You're based in New York City now, but you grew up in Florida.
"I grew up in Lakeland, Florida outside of Tampa. I always loved fashion, I was the president and founder of the fashion club in high school. My mom and I would read Vogue magazine and Harper's Bazaar and we learned about Proenza [Schouler] and that they went to Parsons. So when I was in high school I went to a summer program at Parsons, spent the summer here in New York and fell in love with the school and the city, and I knew that I wanted to come back. I applied and was accepted and was so thrilled. I moved up here in 2005 to get a BFA in fashion design."

What intrigued you about fashion?
"In Florida, where I'm from, we didn't even have a fancy department store so we'd have to drive to Tampa. The fanciest thing we had was Neiman Marcus and that was about an hour away. I didn't grow up around it but I'd see it in magazines and somewhat on television. I just thought it was so glamorous and I always loved making things with my hands."

When did you decide that you wanted to design hats?
"I went to school for ready-to-wear, but in every one of my collections I felt like everything really needed to be rounded out with hats. I took some time abroad at Parsons Paris and when I came back to New York, they offered a millinery course at Parsons. It was the first millinery class they'd ever offered and only five kids signed up. You needed five kids to make a class, less than that and they'd cancel it, so we barely made the minimum. It was amazing to be able to work with my teacher practically one-on-one during that course period.

That teacher, her name is Leah Chalfen, asked me to continue working with her. I interned with her over the summer and she taught me so much about building a small millinery business. I went back to school and we were working on our thesis, which is a really big deal at Parsons. There's a lot of pressure. And I was nominated for designer of the year which was amazing.

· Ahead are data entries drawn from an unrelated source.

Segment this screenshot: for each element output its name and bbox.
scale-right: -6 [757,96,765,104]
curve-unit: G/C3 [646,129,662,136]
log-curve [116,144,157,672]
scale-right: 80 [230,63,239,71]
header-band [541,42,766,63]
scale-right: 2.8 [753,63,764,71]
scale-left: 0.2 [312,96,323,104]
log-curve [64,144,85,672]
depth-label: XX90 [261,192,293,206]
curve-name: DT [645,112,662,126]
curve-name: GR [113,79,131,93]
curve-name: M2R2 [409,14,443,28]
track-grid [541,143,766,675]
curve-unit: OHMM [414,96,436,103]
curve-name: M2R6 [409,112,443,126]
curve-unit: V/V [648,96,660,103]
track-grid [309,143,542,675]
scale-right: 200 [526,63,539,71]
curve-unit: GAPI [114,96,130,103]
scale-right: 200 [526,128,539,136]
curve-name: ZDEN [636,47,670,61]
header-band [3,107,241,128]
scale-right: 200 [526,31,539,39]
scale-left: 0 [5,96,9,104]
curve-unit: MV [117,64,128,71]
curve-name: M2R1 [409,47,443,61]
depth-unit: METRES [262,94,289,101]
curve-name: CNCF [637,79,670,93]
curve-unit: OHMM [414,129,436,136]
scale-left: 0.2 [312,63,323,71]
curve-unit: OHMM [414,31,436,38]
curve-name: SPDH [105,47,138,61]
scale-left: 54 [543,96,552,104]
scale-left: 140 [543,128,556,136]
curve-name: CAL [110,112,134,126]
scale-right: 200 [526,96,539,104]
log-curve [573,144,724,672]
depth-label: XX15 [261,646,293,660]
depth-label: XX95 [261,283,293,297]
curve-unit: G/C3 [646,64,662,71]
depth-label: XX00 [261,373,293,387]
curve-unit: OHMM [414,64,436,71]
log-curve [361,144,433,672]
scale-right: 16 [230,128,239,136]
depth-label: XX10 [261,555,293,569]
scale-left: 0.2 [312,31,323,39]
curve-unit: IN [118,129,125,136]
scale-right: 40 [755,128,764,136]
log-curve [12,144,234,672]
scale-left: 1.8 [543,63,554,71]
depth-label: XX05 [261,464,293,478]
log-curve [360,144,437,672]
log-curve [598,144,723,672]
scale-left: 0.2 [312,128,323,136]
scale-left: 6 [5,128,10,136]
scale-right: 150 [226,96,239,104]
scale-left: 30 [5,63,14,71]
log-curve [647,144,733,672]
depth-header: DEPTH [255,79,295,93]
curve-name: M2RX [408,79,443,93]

In addition to my ready-to-wear, I think everyone enjoyed the hats I had made with every look. They were what brought me the most joy. When I spoke about them and introduced them to the industry panel that included people like Linda Fargo, they saw that I really loved the hats and people started pulling them.

My first credit was Elle, that was a few months after I graduated. Then Rihanna wore some pieces from my senior thesis. It was really surreal."

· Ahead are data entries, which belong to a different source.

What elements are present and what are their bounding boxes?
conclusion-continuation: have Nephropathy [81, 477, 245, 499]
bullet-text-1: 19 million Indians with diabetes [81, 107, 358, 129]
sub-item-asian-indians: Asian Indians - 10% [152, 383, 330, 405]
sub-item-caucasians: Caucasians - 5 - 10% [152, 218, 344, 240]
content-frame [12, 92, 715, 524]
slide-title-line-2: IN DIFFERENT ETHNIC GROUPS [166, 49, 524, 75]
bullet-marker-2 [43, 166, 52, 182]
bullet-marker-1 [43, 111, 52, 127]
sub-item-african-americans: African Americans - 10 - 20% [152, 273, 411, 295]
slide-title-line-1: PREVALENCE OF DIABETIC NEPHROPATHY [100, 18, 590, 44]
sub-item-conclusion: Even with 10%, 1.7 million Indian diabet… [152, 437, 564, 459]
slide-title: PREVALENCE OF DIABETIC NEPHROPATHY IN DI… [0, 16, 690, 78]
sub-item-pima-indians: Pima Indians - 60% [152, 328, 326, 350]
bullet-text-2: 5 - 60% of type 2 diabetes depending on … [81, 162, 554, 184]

How do you go from presenting a senior thesis at college to seeing your hats on Rihanna?
"There's really no roadmap from how you get from A to B. Living in New York and going to college in New York, you develop a support system of friends. They're stylists' assistants or carving out their own path as stylists, so they were aware of what I was doing. People began to pull them immediately after graduation because I was in a niche category. Hats are a little bit harder to find; there aren't many people making them. A friend of mine was working for W at the time and she pulled the hats for a photoshoot with Rihanna and Rihanna just fell in love with the hats. They called me, I remember I was at lunch and it was the summer after I graduated school, and they were like, 'Rihanna really loves these hats, can she keep them?' I was like, are you kidding me? That's my school project. If Rihanna wants them, of course she can keep them!"

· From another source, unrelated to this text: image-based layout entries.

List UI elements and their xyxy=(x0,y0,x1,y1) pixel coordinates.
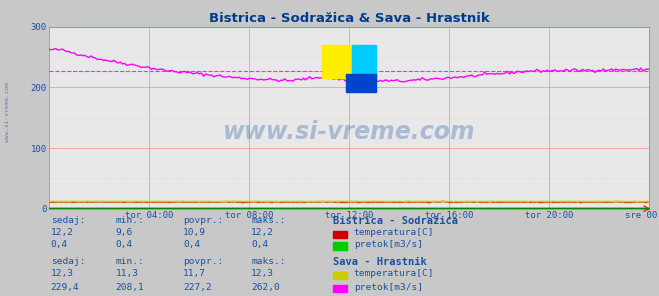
Text: 208,1: 208,1 xyxy=(115,283,144,292)
Text: min.:: min.: xyxy=(115,258,144,266)
Text: maks.:: maks.: xyxy=(251,216,285,225)
Text: 0,4: 0,4 xyxy=(183,240,200,249)
Text: min.:: min.: xyxy=(115,216,144,225)
Text: Bistrica - Sodražica: Bistrica - Sodražica xyxy=(333,215,458,226)
Bar xyxy=(353,45,376,78)
Text: 10,9: 10,9 xyxy=(183,228,206,237)
Text: maks.:: maks.: xyxy=(251,258,285,266)
Text: sedaj:: sedaj: xyxy=(51,258,85,266)
Text: pretok[m3/s]: pretok[m3/s] xyxy=(354,240,423,249)
Text: povpr.:: povpr.: xyxy=(183,216,223,225)
Text: Sava - Hrastnik: Sava - Hrastnik xyxy=(333,257,426,267)
Text: 0,4: 0,4 xyxy=(115,240,132,249)
Text: 12,2: 12,2 xyxy=(51,228,74,237)
Text: 0,4: 0,4 xyxy=(251,240,268,249)
Text: 11,7: 11,7 xyxy=(183,269,206,278)
Text: 12,2: 12,2 xyxy=(251,228,274,237)
Bar xyxy=(346,74,376,92)
Text: www.si-vreme.com: www.si-vreme.com xyxy=(223,120,476,144)
Text: 9,6: 9,6 xyxy=(115,228,132,237)
Text: 12,3: 12,3 xyxy=(251,269,274,278)
Text: temperatura[C]: temperatura[C] xyxy=(354,228,434,237)
Text: pretok[m3/s]: pretok[m3/s] xyxy=(354,283,423,292)
Text: 262,0: 262,0 xyxy=(251,283,280,292)
Text: sedaj:: sedaj: xyxy=(51,216,85,225)
Text: www.si-vreme.com: www.si-vreme.com xyxy=(5,83,11,142)
Text: 11,3: 11,3 xyxy=(115,269,138,278)
Text: 229,4: 229,4 xyxy=(51,283,80,292)
Bar xyxy=(322,45,353,78)
Text: povpr.:: povpr.: xyxy=(183,258,223,266)
Title: Bistrica - Sodražica & Sava - Hrastnik: Bistrica - Sodražica & Sava - Hrastnik xyxy=(209,12,490,25)
Text: 227,2: 227,2 xyxy=(183,283,212,292)
Text: 12,3: 12,3 xyxy=(51,269,74,278)
Text: 0,4: 0,4 xyxy=(51,240,68,249)
Text: temperatura[C]: temperatura[C] xyxy=(354,269,434,278)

Did you start getting orders after that?
"For me, the orders came secondary. I was so blessed with the editorial support because, you know, the hats are a bit weird and oftentimes hats make the picture, so it was a while before the retail support came."

And are you still producing everything on the Lower East Side?
"The majority [is]. Everything passes through my studio or is done in Midtown, which it's a process of hand-blocking over wooden forms. So if it's not done in the studio, it's done in Midtown."

A lot of celebrities are fans. How does that work? Do they send you requests or do you work with them on an idea?
"It's a little bit of both. Like I said, I was so blessed to go to school here in the city and make a base of contacts. A girlfriend who I went to school with went to work for [Lady] Gaga's team. Whenever Gaga needs something, they'll call me and say, what do you have on hand? Sometimes they'll say, we're feeling clear plastic, here's a budget, show us some sketches and we'll get back to you on what she thinks about it—and it's kind of a back-and-forth process.

I'm often working through the night because hello, if Lady Gaga wants a hat and she wants it tomorrow morning—duh, I'm going to do it! I'll get a call and it'll be like, hey, can we pick up for Gaga? You stop, drop what you're doing and make it happen."

Do you do a ton of work around the Derby?
"Well, it's fabulous. It's one of the only US events that is really hat-centric and we can go kind of crazy and outrageous. This past Derby, I did a custom piece for an editor at Harper's Bazaar. She and I met three or four times and it ended up being really cute."

Do you wear hats in your day-to-day life?
"I try! Because it's a really great conversation starter, someone will say 'I love your hat,' and I can say, 'Thanks, I made it!' It's also really easy for me because I have an entire closet full of samples. And I've gotten so used to wearing a hat when I'm getting dressed that I feel naked without it. So I really do try to make an effort. There are certain occasions where you don't want to be the center of attention or you just want to wear your hair down and then I'll put on a little headband or a barrette."

You've gotten press about sourcing alligator skins from Florida. Do you still do that?
"Well, it's difficult getting skins from Florida because you know, you do have to hunt them. I use a tannery in Georgia, they're one of the best tanneries on the globe, so it's really high quality. Recently my dad got some more tags, so the game plan is for him and my boyfriend to go out alligator hunting once the season starts in August. We'll see what they come up with."

Has your boyfriend been alligator hunting before?
"No, but he's so excited. I'm sure they'll be lots of photos. That will be an interesting bonding experience between him and my dad."